During a childhood he described “as good and pleasant as could be,” Andersen put out his own newspaper at home. In third grade, he wrote an essay about Thanksgiving. It, along with his picture, was printed in the local paper.
“That was the single most important thing that set me on the road to being a writer. I thought, ‘Man, this is great,’” Andersen recalls.
College found the teenager at Harvard, where he worked at the illustrious Harvard Lampoon. After graduation, he helped put out independent parodies of The New York Post and The Wall Street Journal that were sold on newsstands across New York City.
“My favorite one was the New York Post. The cover was about nuclear Armageddon, and there was just one giant word: ‘Kaboom!’ “ Andersen noted. “For The Wall Street Journal parody, I wrote a story headlined ‘The Plight of the Second-Home Homeless.’”
While working at Time Inc. in his 20s, Andersen met Carter, and they quickly began having lunches and talking about the magazines they loved growing up, such as Mad and Esquire. They yearned for another magazine they couldn’t wait to get.
“We thought about the stories that journalists talked about the bar and could never publish,” Andersen says, “and we said, ‘Hmmm…’”

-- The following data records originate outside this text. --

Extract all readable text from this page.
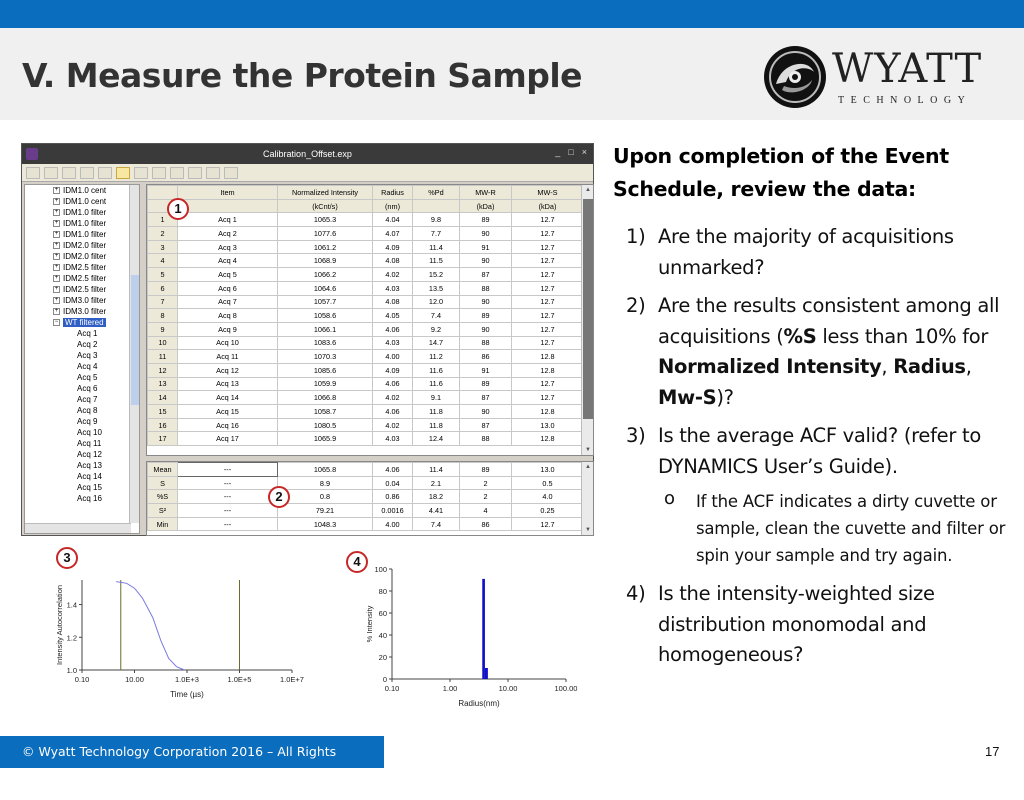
V. Measure the Protein Sample	WYATT
TECHNOLOGY
Calibration_Offset.exp	_ □ ×
+ IDM1.0 cent
+ IDM1.0 cent
+ IDM1.0 filter
+ IDM1.0 filter
+ IDM1.0 filter
+ IDM2.0 filter
+ IDM2.0 filter
+ IDM2.5 filter
+ IDM2.5 filter
+ IDM2.5 filter
+ IDM3.0 filter
+ IDM3.0 filter
− WT filtered
Acq 1
Acq 2
Acq 3
Acq 4
Acq 5
Acq 6
Acq 7
Acq 8
Acq 9
Acq 10
Acq 11
Acq 12
Acq 13
Acq 14
Acq 15
Acq 16
	Item	Normalized Intensity	Radius	%Pd	MW-R	MW-S
		(kCnt/s)	(nm)		(kDa)	(kDa)
1	Acq 1	1065.3	4.04	9.8	89	12.7
2	Acq 2	1077.6	4.07	7.7	90	12.7
3	Acq 3	1061.2	4.09	11.4	91	12.7
4	Acq 4	1068.9	4.08	11.5	90	12.7
5	Acq 5	1066.2	4.02	15.2	87	12.7
6	Acq 6	1064.6	4.03	13.5	88	12.7
7	Acq 7	1057.7	4.08	12.0	90	12.7
8	Acq 8	1058.6	4.05	7.4	89	12.7
9	Acq 9	1066.1	4.06	9.2	90	12.7
10	Acq 10	1083.6	4.03	14.7	88	12.7
11	Acq 11	1070.3	4.00	11.2	86	12.8
12	Acq 12	1085.6	4.09	11.6	91	12.8
13	Acq 13	1059.9	4.06	11.6	89	12.7
14	Acq 14	1066.8	4.02	9.1	87	12.7
15	Acq 15	1058.7	4.06	11.8	90	12.8
16	Acq 16	1080.5	4.02	11.8	87	13.0
17	Acq 17	1065.9	4.03	12.4	88	12.8
▲
▼
Mean	---	1065.8	4.06	11.4	89	13.0
S	---	8.9	0.04	2.1	2	0.5
%S	---	0.8	0.86	18.2	2	4.0
S²	---	79.21	0.0016	4.41	4	0.25
Min	---	1048.3	4.00	7.4	86	12.7
▲
▼
1
2
3	4
0.10	10.00	1.0E+3	1.0E+5	1.0E+7
1.0
1.2
1.4
Time (µs)
Intensity Autocorrelation
0.10	1.00	10.00	100.00
0
20
40
60
80
100
Radius(nm)
% Intensity
Upon completion of the Event Schedule, review the data:
1) Are the majority of acquisitions unmarked?
2) Are the results consistent among all acquisitions (%S less than 10% for Normalized Intensity, Radius, Mw-S)?
3) Is the average ACF valid? (refer to DYNAMICS User’s Guide).
o If the ACF indicates a dirty cuvette or sample, clean the cuvette and filter or spin your sample and try again.
4) Is the intensity-weighted size distribution monomodal and homogeneous?
© Wyatt Technology Corporation 2016 – All Rights Reserved
17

Thus was born Spy. In the age when newspapers such as The New York Times wielded tremendous power, Spy ran a gossipy inside look at life inside the Grey Lady. Admits Andersen, “To be 32 years old and feel you were burning a lot of bridges was sort of terrifying. I didn’t grow up thinking of myself as a risk-taker. But quitting my job at Time and starting this long-shot magazine was a huge risk.”

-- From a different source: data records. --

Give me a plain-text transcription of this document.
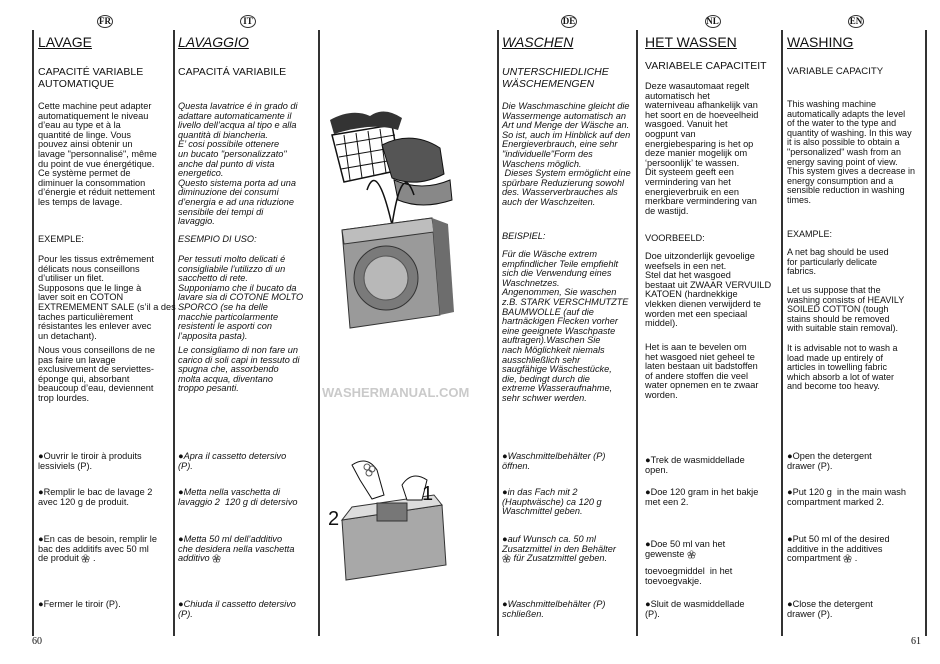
FR
LAVAGE
CAPACITÉ VARIABLE
AUTOMATIQUE
Cette machine peut adapter
automatiquement le niveau
d’eau au type et à la
quantité de linge. Vous
pouvez ainsi obtenir un
lavage "personnalisé", même
du point de vue énergétique.
Ce système permet de
diminuer la consommation
d’énergie et réduit nettement
les temps de lavage.
EXEMPLE:
Pour les tissus extrêmement
délicats nous conseillons
d’utiliser un filet.
Supposons que le linge à
laver soit en COTON
EXTREMEMENT SALE (s’il a des
taches particulièrement
résistantes les enlever avec
un detachant).
Nous vous conseillons de ne
pas faire un lavage
exclusivement de serviettes-
éponge qui, absorbant
beaucoup d’eau, deviennent
trop lourdes.
●Ouvrir le tiroir à produits
lessiviels (P).
●Remplir le bac de lavage 2
avec 120 g de produit.
●En cas de besoin, remplir le
bac des additifs avec 50 ml
de produit  .
●Fermer le tiroir (P).
IT
LAVAGGIO
CAPACITÁ VARIABILE
Questa lavatrice é in grado di
adattare automaticamente il
livello dell’acqua al tipo e alla
quantità di biancheria.
E’ cosi possibile ottenere
un bucato "personalizzato"
anche dal punto di vista
energetico.
Questo sistema porta ad una
diminuzione dei consumi
d’energia e ad una riduzione
sensibile dei tempi di
lavaggio.
ESEMPIO DI USO:
Per tessuti molto delicati é
consigliabile l’utilizzo di un
sacchetto di rete.
Supponiamo che il bucato da
lavare sia di COTONE MOLTO
SPORCO (se ha delle
macchie particolarmente
resistenti le asporti con
l’apposita pasta).
Le consigliamo di non fare un
carico di soli capi in tessuto di
spugna che, assorbendo
molta acqua, diventano
troppo pesanti.
●Apra il cassetto detersivo
(P).
●Metta nella vaschetta di
lavaggio 2  120 g di detersivo
●Metta 50 ml dell’additivo
che desidera nella vaschetta
additivo
●Chiuda il cassetto detersivo
(P).
DE
WASCHEN
UNTERSCHIEDLICHE
WÄSCHEMENGEN
Die Waschmaschine gleicht die
Wassermenge automatisch an
Art und Menge der Wäsche an.
So ist, auch im Hinblick auf den
Energieverbrauch, eine sehr
"individuelle"Form des
Waschens möglich.
Dieses System ermöglicht eine
spürbare Reduzierung sowohl
des. Wasserverbrauches als
auch der Waschzeiten.
BEISPIEL:
Für die Wäsche extrem
empfindlicher Teile empfiehlt
sich die Verwendung eines
Waschnetzes.
Angenommen, Sie waschen
z.B. STARK VERSCHMUTZTE
BAUMWOLLE (auf die
hartnäckigen Flecken vorher
eine geeignete Waschpaste
auftragen).Waschen Sie
nach Möglichkeit niemals
ausschließlich sehr
saugfähige Wäschestücke,
die, bedingt durch die
extreme Wasseraufnahme,
sehr schwer werden.
●Waschmittelbehälter (P)
öffnen.
●in das Fach mit 2
(Hauptwäsche) ca 120 g
Waschmittel geben.
●auf Wunsch ca. 50 ml
Zusatzmittel in den Behälter
für Zusatzmittel geben.
●Waschmittelbehälter (P)
schließen.
NL
HET WASSEN
VARIABELE CAPACITEIT
Deze wasautomaat regelt
automatisch het
waterniveau afhankelijk van
het soort en de hoeveelheid
wasgoed. Vanuit het
oogpunt van
energiebesparing is het op
deze manier mogelijk om
‘persoonlijk’ te wassen.
Dit systeem geeft een
vermindering van het
energieverbruik en een
merkbare vermindering van
de wastijd.
VOORBEELD:
Doe uitzonderlijk gevoelige
weefsels in een net.
Stel dat het wasgoed
bestaat uit ZWAAR VERVUILD
KATOEN (hardnekkige
vlekken dienen verwijderd te
worden met een speciaal
middel).
Het is aan te bevelen om
het wasgoed niet geheel te
laten bestaan uit badstoffen
of andere stoffen die veel
water opnemen en te zwaar
worden.
●Trek de wasmiddellade
open.
●Doe 120 gram in het bakje
met een 2.
●Doe 50 ml van het
gewenste
●Sluit de wasmiddellade
(P).
toevoegmiddel  in het
toevoegvakje.
EN
WASHING
VARIABLE CAPACITY
This washing machine
automatically adapts the level
of the water to the type and
quantity of washing. In this way
it is also possible to obtain a
"personalized" wash from an
energy saving point of view.
This system gives a decrease in
energy consumption and a
sensible reduction in washing
times.
EXAMPLE:
A net bag should be used
for particularly delicate
fabrics.
Let us suppose that the
washing consists of HEAVILY
SOILED COTTON (tough
stains should be removed
with suitable stain removal).
It is advisable not to wash a
load made up entirely of
articles in towelling fabric
which absorb a lot of water
and become too heavy.
●Open the detergent
drawer (P).
●Put 120 g  in the main wash
compartment marked 2.
●Put 50 ml of the desired
additive in the additives
compartment  .
●Close the detergent
drawer (P).
1
2
WASHERMANUAL.COM
60	61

Within three years, the magazine packed with liquor, beauty and fashion advertisements was breaking even. But the recession of the early 1990s punished Spy. It was sold. Carter left, followed by Andersen. As the Monica Lewinsky scandal engulfed America — a seemingly ideal subject — Spy folded.
Lake Forest’s Dave Eggers noted, “There’s no magazine I know of that’s so continually referenced, held up as a benchmark, and whose demise is so lamented.”
Says Andersen, whose office today contains two bound volumes of Spy along with a Spy-logoed paperweight, “This strange little magazine … it was like being in a great band that had a great run. Now I’m doing other things.”’’
Today the Brooklyn resident writes in the mornings and works on his Studio 360 show in the afternoons. Originally his next book was set to be a science-fiction novel, but both his agent and publisher persuaded him to work on a non-fiction idea instead, about “how American has gone a little crazy,” he explains.
And once or twice a year, Andersen contributes to Vanity Fair, run by his former Spy cohort.
“They propose things, and I can say yes or no, but I usually say yes,” he says. “The editor there has an uncanny sense of what I’m interested in.”